The other Winterling, who had finally woken, got up straight away. Sitting on the bed, she strained her ears to listen.
‘I can’t hear anything …’ she said.
‘That’s because you’re still half asleep,’ answered the other.
‘You make it your business to know everything,’ retorted the first one. She stretched out an arm and began to feel her way along the nightstand. ‘What would you know about my sleep? My sleep is mine, not yours. Where are my teeth? Did you take them?’
‘And what would I want with your revolting teeth?’
The one who had just spoken yawned, and the other one saw right into the roof of her mouth, which was red like the entrails of a pig.
‘I don’t know why you have to be so mean,’ said the first one. She kept fe
eling along the nightstand until she found her dentures. She popped them in abruptly with a hollow sound: plop. Then she jumped out of bed, pulled out the chamber pot from underneath it, and lifted up her nightdress. ‘Nobody in their right mind would put up with you,’ she continued, squatting to relieve herself. ‘You’re lucky you’ve got me.’
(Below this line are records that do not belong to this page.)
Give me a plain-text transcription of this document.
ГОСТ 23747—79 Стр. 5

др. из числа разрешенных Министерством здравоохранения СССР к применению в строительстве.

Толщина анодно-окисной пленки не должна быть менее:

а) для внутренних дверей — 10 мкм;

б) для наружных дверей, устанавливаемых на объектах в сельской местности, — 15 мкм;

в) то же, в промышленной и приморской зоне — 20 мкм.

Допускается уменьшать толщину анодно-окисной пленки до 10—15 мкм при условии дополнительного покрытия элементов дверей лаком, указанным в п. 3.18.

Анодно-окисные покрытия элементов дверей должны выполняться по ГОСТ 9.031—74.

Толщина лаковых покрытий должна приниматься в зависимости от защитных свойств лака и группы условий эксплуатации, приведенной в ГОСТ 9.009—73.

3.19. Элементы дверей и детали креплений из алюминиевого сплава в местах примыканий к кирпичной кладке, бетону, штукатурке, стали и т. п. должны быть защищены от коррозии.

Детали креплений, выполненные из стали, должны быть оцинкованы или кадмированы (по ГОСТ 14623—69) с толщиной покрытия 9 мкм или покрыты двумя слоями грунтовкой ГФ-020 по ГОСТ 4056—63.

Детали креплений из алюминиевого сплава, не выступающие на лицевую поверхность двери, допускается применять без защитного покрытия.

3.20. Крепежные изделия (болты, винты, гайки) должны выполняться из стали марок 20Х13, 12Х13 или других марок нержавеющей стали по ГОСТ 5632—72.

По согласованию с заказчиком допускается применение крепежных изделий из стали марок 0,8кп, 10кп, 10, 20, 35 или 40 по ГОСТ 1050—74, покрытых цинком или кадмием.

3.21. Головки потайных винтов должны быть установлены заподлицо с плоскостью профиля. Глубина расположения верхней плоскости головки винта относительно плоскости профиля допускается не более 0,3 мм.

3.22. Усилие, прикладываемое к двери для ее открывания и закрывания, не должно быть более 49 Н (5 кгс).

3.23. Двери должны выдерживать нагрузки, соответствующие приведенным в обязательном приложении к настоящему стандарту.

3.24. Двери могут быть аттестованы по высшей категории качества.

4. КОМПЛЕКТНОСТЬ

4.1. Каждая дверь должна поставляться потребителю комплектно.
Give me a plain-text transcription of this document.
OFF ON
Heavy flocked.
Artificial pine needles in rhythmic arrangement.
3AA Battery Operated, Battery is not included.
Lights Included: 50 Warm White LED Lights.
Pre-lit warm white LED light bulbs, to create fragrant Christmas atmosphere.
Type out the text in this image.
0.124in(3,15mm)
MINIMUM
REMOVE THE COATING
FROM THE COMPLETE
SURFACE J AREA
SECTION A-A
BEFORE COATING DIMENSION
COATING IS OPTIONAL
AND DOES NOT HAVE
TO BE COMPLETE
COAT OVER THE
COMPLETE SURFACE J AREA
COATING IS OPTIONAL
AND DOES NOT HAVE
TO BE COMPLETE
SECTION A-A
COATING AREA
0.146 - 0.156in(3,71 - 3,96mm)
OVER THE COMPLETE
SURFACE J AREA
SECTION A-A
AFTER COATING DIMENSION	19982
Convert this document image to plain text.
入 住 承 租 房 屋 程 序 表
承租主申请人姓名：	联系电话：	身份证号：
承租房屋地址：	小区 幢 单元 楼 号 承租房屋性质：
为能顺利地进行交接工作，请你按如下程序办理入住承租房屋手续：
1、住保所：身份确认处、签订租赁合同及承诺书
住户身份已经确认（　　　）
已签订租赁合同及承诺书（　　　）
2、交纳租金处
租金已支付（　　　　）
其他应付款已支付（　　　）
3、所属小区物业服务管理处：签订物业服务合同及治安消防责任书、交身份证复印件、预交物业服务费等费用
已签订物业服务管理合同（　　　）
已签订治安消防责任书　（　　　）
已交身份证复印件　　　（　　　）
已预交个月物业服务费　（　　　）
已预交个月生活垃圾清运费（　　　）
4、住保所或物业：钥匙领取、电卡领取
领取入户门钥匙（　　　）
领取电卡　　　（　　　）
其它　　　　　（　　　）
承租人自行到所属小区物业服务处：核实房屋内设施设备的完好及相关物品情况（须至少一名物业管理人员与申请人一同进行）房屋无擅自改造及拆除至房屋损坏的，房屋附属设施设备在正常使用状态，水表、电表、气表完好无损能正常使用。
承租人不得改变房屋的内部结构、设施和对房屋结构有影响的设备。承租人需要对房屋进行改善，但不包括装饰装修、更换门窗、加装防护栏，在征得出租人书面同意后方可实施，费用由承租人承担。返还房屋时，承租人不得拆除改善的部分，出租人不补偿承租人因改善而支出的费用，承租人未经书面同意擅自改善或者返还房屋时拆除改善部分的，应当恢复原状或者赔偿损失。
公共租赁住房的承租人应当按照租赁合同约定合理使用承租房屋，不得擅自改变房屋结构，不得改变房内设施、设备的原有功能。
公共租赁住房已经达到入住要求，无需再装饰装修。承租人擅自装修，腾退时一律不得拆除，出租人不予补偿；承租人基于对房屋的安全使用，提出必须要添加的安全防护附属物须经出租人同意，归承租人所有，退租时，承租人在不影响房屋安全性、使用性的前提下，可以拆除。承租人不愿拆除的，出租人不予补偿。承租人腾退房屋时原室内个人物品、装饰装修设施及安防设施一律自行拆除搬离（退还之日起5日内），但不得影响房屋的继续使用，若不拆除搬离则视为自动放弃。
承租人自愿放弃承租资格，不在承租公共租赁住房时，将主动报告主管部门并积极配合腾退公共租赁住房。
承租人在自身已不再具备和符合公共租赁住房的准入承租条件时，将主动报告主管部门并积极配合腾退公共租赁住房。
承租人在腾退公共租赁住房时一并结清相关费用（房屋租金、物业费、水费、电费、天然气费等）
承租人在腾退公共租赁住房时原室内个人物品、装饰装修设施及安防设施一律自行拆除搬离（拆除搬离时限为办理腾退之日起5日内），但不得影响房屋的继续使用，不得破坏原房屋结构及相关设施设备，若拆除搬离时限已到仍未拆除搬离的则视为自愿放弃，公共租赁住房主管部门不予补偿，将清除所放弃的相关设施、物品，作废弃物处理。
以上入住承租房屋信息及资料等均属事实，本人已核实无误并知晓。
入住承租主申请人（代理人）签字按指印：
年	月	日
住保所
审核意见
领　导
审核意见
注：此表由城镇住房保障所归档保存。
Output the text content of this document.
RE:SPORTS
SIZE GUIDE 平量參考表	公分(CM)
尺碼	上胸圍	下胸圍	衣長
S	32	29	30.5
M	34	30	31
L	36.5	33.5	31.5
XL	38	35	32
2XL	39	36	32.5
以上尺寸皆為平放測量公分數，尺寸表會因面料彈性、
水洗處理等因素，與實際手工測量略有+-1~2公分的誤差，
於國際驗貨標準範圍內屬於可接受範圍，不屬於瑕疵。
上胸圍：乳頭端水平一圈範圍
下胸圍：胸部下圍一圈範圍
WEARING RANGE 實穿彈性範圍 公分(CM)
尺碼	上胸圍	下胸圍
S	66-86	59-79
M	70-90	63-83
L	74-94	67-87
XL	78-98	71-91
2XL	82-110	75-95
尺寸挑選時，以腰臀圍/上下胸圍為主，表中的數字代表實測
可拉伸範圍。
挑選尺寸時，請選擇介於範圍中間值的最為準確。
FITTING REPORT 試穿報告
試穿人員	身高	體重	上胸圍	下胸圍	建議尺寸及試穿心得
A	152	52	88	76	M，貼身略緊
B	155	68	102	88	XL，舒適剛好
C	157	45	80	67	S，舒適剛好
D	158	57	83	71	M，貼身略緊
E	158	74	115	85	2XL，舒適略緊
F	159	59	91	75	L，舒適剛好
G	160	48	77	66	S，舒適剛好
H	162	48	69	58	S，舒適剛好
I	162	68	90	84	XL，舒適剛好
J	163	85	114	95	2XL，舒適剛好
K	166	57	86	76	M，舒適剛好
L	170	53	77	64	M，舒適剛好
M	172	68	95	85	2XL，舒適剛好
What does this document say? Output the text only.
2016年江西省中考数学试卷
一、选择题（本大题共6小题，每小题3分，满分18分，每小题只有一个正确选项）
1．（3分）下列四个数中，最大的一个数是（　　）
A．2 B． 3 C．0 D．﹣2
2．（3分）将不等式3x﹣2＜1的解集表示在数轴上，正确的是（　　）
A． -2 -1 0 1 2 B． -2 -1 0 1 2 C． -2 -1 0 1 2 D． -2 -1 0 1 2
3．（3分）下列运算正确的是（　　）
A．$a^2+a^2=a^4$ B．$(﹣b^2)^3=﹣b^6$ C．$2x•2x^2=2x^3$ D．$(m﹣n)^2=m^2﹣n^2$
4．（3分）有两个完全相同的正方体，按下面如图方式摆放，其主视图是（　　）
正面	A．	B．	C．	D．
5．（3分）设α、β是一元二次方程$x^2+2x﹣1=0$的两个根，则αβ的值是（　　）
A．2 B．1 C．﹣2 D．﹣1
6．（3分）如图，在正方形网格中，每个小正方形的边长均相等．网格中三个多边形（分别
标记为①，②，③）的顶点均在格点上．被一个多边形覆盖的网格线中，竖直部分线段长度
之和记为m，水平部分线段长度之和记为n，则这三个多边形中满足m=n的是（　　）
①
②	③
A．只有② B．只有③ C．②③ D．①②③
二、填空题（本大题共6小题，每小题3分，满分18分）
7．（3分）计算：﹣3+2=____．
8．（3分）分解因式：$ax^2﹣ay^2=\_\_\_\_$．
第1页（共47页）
When she finished, her sister took her spot atop the chamber pot.
One of them standing, the other squatting, they strained to listen again.
‘And what if it’s the Civil Guard coming to get us? They’ll surely come along some day …’ said the one who was squatting. She stood up, adjusted her nightdress, and hid the chamber pot back under the bed.
‘It’s just Greta,’ said the other soothingly. ‘She’s been driven mad by the horseflies.’ She went over to the trapdoor in the floor and pulled it up: like the revelation of something hidden, the acrid and seeping stench of the gorse used as bedding by the animals in the cowshed suddenly floated up. There was the Galician Red cow, which instead of being called Marela, or Teixa, like all the other cows in Tierra de Chá, was called Greta. Greta Garbo. Once she saw the cow’s rump encrusted with muck, and its tail switching back and forth to swat away the flies, the Winterling sighed calmly.
For a while she stayed like that, crouching, her head hanging down through the trapdoor. She listened to the creaking of her jawbone and whispered maternal words to the cow, don’t you worry, Little Greta, here we are … She would never use sweet little words like those with people, but she was sedated by the penetrating aroma that overcame her — overcame both of them — and went out through the door and spread through the forest, continuing on, on into the north. It was a forest in which you could spend days and days without being found, just as they had that time they got lost. She snapped the trapdoor shut: ‘It’s Greta, nothing more than Greta. Greta and the horseflies.’
‘Horseflies my foot!’ said her sister, standing up. ‘I’m talking about that sound of dry leaves rustling. Someone’s coming this way.’